Gracias mamá por el tomate frito

El amor en las pequeñas cosas. De eso quiere tratar esta entrada.
Hoy he vuelto a recordar momentos de mi niñez y me percato otra vez de qué importante es el apoyo de la familia. Siempre lo he sabido, pero no viene mal recordarlo de vez en cuando y agradecerlo.

Mis padres me dicen a menudo que admiran mi fortaleza en la vida; yo pienso en mis primeros años de vida y veo que los que realmente tuvieron que ser fuertes fueron ellos. Yo sufrí los pinchazos, la separación en las noches de hospital o el malestar, pero lo viví todo desde la ingenuidad de la mente infantil. Para mí no existía la vida o la muerte, no había preguntas sobre cómo sería mi futuro,... Ahora que soy madre sé que no hay dolor más grande que el dolor de un hijo y me imagino como debió ser para ellos enfrentarse a mi ingreso, a la falta de diagnóstico, a los tratamientos sin resultado, al anuncio de los médicos de que ya no había nada que hacer por mí. Yo sí admiro la fortaleza de mis padres, que cuando los médicos se rindieron ellos no lo hicieron y buscaron otros médicos que tampoco se rindieran. Pero no es de eso de lo que quería hablar ahora. Como dije, de lo que quería hablar es del amor en las pequeñas cosas.

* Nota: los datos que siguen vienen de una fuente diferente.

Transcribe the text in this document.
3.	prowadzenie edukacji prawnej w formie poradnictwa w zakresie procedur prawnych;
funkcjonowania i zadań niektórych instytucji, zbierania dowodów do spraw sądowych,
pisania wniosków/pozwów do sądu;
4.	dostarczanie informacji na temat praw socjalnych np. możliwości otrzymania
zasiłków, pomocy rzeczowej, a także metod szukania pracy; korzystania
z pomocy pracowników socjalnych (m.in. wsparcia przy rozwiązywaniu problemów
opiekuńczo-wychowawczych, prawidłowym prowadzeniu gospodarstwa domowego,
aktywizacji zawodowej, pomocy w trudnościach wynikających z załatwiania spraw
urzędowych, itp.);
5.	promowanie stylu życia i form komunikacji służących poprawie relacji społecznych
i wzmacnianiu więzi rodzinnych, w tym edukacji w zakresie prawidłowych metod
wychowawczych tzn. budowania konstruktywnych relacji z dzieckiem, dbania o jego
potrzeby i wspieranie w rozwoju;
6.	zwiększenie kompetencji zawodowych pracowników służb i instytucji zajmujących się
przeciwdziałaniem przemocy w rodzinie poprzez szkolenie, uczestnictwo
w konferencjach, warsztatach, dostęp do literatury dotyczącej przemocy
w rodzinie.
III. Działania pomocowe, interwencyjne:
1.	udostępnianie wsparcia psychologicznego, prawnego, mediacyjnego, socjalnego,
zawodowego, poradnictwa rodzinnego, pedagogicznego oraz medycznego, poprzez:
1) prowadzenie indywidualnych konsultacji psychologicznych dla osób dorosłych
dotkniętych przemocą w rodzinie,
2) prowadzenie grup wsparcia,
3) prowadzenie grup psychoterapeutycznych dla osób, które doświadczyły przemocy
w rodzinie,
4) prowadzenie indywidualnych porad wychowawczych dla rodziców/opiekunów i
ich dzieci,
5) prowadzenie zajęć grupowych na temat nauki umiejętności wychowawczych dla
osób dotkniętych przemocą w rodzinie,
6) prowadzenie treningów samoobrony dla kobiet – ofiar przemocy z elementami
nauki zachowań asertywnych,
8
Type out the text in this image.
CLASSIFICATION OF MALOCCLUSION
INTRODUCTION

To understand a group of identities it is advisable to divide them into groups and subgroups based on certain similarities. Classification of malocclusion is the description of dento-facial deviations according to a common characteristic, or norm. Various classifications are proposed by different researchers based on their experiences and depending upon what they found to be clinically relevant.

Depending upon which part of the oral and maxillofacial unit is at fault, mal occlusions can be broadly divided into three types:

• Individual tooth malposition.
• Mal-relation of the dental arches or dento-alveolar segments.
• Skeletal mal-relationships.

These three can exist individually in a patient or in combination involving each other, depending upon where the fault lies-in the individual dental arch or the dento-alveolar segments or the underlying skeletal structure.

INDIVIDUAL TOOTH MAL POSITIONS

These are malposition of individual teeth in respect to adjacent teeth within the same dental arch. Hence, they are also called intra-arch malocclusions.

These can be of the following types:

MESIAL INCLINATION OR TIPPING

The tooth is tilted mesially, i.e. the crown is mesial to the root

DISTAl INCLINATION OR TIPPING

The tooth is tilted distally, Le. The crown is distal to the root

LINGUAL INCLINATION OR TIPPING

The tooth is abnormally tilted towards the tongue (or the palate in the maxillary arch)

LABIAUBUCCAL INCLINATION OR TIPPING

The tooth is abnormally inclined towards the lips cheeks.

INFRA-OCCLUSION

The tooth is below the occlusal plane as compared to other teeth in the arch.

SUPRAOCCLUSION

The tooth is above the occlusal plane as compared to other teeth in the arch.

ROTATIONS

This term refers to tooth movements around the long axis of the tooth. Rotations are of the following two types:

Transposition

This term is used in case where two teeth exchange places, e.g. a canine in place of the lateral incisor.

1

Y es que el amor de los padres se ve con frecuencia reflejado en los acontecimientos más sencillos del día a día y,  a menudo, no somos capaces de apreciarlo hasta que nos hacemos adultos.

Cuando mi enfermedad por fin estuvo diagnosticada y controlada, me pusieron, como a todo enfermo renal, una dieta sin sal. La mayoría de la gente cree que eso significa simplemente no ponerle sal a las comidas, pero es algo un poquito más complejo. Prácticamente todos los alimentos procesados llevan sal: los embutidos, los quesos, las conservas... y, por supuesto, el tomate frito.

De pequeña para mi ir a comer a un restaurante significaba dos cosas: filete a la plancha o tortilla a la francesa. Cualquier cosa que se saliese de esa tónica era un acontecimiento y quizás por eso guardo en mi memoria dos recuerdos muy vívidos relacionados con el tema. Como en los chistes, tendría que preguntaros por cuál empiezo, pues uno de ellos es malo y el otro bueno.

Empezaré por el día que inauguraron un restaurante italiano en el barrio donde vivía. Fuimos allí a cenar y mi padre le explicó al camarero detenidamente lo que yo no podía comer y le pidió si podían hacerme algo especial. ¡Claro, ningún problema. Le vamos a preparar unos suculentos espaguetis al burro a la signorina! Ya sé, por el nombre no suena muy bien, pero yo estaba absolutamente emocionada, iban a prepararme un plato para mí, algo realmente italiano y no el filete o tortilla de siempre.  ¡La cara que se me debió poner cuando llegó el camarero con un plato de espaguetis blancos, tal cual, con un trozo de mantequilla encima! Qué bien nos habría venido entonces hablar un poco de italiano para haber sabido que "burro" significa "mantequilla" Este, por supuesto, era el recuerdo malo.

El otro es del día que mi padre me llevó a un bar a comer alitas de pollo fritas con limón. Todo empezó por casualidad, él pasó por allí por algún tema de trabajo y al probarlas pensó inmediatamente en que me gustarían y preguntó si podrían freír unas sin añadirles la sal. Esa misma tarde me llevó allí a cenar. Te lo juro papá, todavía saboreo aquellas alitas chorreando limón cuando pienso en ellas

Sin embargo, comer en casa era bien distinto. En casa nunca tuve la sensación de que mi comida fuera muy diferente de la del resto de la familia. Mis padres se encargaron de ello. Pedían al carnicero que una vez al mes elaborase una ristra de salchichas sin sal, en la panadería que hiciesen un pan sin sal y de vez en cuando unos amigos agricultores me preparaban un queso fresco sin sal. 
Y mi madre guisaba ese maravilloso tomate frito que me permitía disfrutar de los huevos fritos con patatas, el arroz a la cubana o los macarrones.

Por eso hoy quiero decirles a mis padres, gracias por todas las pequeñas cosas.